Find the volume of the solid formed by revolving the region bounded by y = 16 - x^2 and y = 0 about the x-axis .

To find the volume of the solid formed by revolving the given region about the x-axis, we can use the method of cylindrical shells.

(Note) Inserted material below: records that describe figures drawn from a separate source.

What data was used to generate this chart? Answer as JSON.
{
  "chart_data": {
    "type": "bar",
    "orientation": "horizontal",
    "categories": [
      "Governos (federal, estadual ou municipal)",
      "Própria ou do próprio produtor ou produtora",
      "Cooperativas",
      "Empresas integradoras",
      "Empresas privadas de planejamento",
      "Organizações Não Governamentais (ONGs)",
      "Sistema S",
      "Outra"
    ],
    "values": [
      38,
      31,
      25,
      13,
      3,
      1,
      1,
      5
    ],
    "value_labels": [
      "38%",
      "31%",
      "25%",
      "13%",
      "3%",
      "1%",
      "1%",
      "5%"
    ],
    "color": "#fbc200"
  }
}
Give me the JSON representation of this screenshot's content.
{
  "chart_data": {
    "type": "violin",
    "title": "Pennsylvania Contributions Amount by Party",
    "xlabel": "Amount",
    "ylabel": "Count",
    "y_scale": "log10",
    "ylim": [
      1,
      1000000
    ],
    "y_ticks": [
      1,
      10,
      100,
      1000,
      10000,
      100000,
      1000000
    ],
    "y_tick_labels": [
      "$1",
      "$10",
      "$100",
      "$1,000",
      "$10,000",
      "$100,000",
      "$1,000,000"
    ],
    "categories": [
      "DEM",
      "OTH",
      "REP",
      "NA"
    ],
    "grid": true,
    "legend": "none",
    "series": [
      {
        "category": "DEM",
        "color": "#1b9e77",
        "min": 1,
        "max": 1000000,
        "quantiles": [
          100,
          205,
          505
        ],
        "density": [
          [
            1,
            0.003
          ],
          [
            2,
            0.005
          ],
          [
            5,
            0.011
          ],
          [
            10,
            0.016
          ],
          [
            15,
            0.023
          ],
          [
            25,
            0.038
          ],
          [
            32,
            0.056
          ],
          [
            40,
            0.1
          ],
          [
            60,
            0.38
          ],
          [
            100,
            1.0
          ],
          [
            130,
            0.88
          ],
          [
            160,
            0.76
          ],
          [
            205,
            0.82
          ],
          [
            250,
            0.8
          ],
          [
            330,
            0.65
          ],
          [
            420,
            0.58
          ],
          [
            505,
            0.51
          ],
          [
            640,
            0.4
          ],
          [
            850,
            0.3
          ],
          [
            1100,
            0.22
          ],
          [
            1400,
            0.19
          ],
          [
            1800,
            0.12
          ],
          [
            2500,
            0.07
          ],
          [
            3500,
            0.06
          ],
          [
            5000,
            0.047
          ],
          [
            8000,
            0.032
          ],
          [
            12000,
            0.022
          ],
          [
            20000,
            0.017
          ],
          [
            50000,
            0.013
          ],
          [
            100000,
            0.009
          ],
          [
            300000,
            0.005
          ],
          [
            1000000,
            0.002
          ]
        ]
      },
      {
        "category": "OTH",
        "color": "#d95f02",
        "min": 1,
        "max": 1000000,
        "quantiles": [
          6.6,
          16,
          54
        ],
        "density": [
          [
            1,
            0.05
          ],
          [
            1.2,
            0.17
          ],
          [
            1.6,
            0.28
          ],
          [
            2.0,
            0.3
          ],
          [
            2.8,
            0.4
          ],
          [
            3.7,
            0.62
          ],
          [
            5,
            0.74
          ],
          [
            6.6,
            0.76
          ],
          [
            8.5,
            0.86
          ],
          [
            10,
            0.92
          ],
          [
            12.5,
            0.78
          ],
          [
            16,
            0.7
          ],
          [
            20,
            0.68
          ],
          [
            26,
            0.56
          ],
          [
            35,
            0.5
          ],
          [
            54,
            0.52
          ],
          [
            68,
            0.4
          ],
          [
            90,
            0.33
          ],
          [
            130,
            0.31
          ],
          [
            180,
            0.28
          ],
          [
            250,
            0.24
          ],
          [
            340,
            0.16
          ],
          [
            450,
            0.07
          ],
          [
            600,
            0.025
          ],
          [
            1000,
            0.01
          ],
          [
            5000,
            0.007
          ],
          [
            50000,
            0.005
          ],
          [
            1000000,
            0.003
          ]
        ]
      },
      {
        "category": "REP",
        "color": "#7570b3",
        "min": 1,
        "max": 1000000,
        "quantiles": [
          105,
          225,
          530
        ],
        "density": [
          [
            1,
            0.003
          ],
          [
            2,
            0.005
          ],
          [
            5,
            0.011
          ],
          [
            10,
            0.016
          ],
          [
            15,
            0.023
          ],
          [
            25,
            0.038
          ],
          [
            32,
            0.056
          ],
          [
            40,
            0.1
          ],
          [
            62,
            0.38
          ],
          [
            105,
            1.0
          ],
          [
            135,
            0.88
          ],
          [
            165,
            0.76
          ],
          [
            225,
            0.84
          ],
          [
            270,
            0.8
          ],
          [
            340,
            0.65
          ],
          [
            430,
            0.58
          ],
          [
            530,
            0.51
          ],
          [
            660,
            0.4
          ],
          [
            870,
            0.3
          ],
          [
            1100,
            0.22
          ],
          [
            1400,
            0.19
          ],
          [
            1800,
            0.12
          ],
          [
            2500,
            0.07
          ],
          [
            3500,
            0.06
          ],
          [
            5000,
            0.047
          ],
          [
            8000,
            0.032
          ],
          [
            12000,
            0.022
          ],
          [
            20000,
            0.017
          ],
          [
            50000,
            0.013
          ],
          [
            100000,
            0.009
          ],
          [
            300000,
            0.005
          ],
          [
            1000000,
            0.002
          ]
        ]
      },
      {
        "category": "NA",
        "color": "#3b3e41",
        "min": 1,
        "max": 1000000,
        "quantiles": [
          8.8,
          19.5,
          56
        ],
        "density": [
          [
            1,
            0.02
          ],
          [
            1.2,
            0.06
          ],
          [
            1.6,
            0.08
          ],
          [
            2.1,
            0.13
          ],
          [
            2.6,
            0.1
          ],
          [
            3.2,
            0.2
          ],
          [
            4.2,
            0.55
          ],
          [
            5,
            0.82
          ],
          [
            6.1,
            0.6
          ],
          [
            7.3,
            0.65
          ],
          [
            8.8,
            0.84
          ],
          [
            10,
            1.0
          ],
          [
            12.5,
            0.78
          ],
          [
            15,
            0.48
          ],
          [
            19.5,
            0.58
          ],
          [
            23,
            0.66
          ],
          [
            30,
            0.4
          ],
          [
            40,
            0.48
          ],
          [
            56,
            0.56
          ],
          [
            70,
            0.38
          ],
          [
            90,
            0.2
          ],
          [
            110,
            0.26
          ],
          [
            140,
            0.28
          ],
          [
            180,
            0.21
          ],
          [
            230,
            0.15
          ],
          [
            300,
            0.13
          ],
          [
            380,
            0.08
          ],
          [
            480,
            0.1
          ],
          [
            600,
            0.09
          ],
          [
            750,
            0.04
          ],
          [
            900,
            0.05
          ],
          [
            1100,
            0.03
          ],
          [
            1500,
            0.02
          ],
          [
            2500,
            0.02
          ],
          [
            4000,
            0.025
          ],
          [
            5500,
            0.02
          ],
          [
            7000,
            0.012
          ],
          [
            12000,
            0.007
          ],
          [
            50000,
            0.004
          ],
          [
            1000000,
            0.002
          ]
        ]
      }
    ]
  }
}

First, let's find the points of intersection of the two curves by setting them equal to each other and solving for x:

16 - x^2 = 0

x^2 = 16

x = ±√16

x = ±4

So, the region is bounded by x = -4 and x = 4.

Next, let's express the equations of the curves in terms of y:

y = 16 - x^2

x^2 = 16 - y

x = ±√(16 - y)

Now, let's imagine a vertical strip of width Δy, located at a distance y from the x-axis. This strip will be a cylindrical shell with inner radius x and height Δy.

The volume of this cylindrical shell is given by:

V = 2πxΔy

To find the total volume, we need to integrate this expression over the region:

V = ∫[from 0 to 16] of (2πxΔy) dy

We can express x in terms of y as ±√(16 - y) and substitute it into the integral:

V = ∫[from 0 to 16] of (2π(±√(16 - y))Δy) dy

Now, we can simplify the expression inside the integral:

V = 2π∫[from 0 to 16] of (√(16 - y)Δy) dy

Taking the integral, we have:

V = 2π∫[from 0 to 16] of (√(16 - y)Δy) dy

V = 2π∫[from 0 to 16] of (16 - y)^(1/2) dy

This integral can be evaluated using the power rule for integrals:

V = 2π[(2/3)(16 - y)^(3/2)]|[from 0 to 16]

V = 2π[(2/3)(16 - 16)^(3/2) - (2/3)(16 - 0)^(3/2)]

V = 2π[(2/3)(0) - (2/3)(16)^(3/2)]

V = 2π(0 - (2/3)(16)^(3/2))

V = -2π(2/3)(16)^(3/2)

V = -2π(2/3)(64√2)

V = -128π√2/3

The volume of the solid formed by revolving the region bounded by y = 16 - x^2 and y = 0 about the x-axis is -128π√2/3.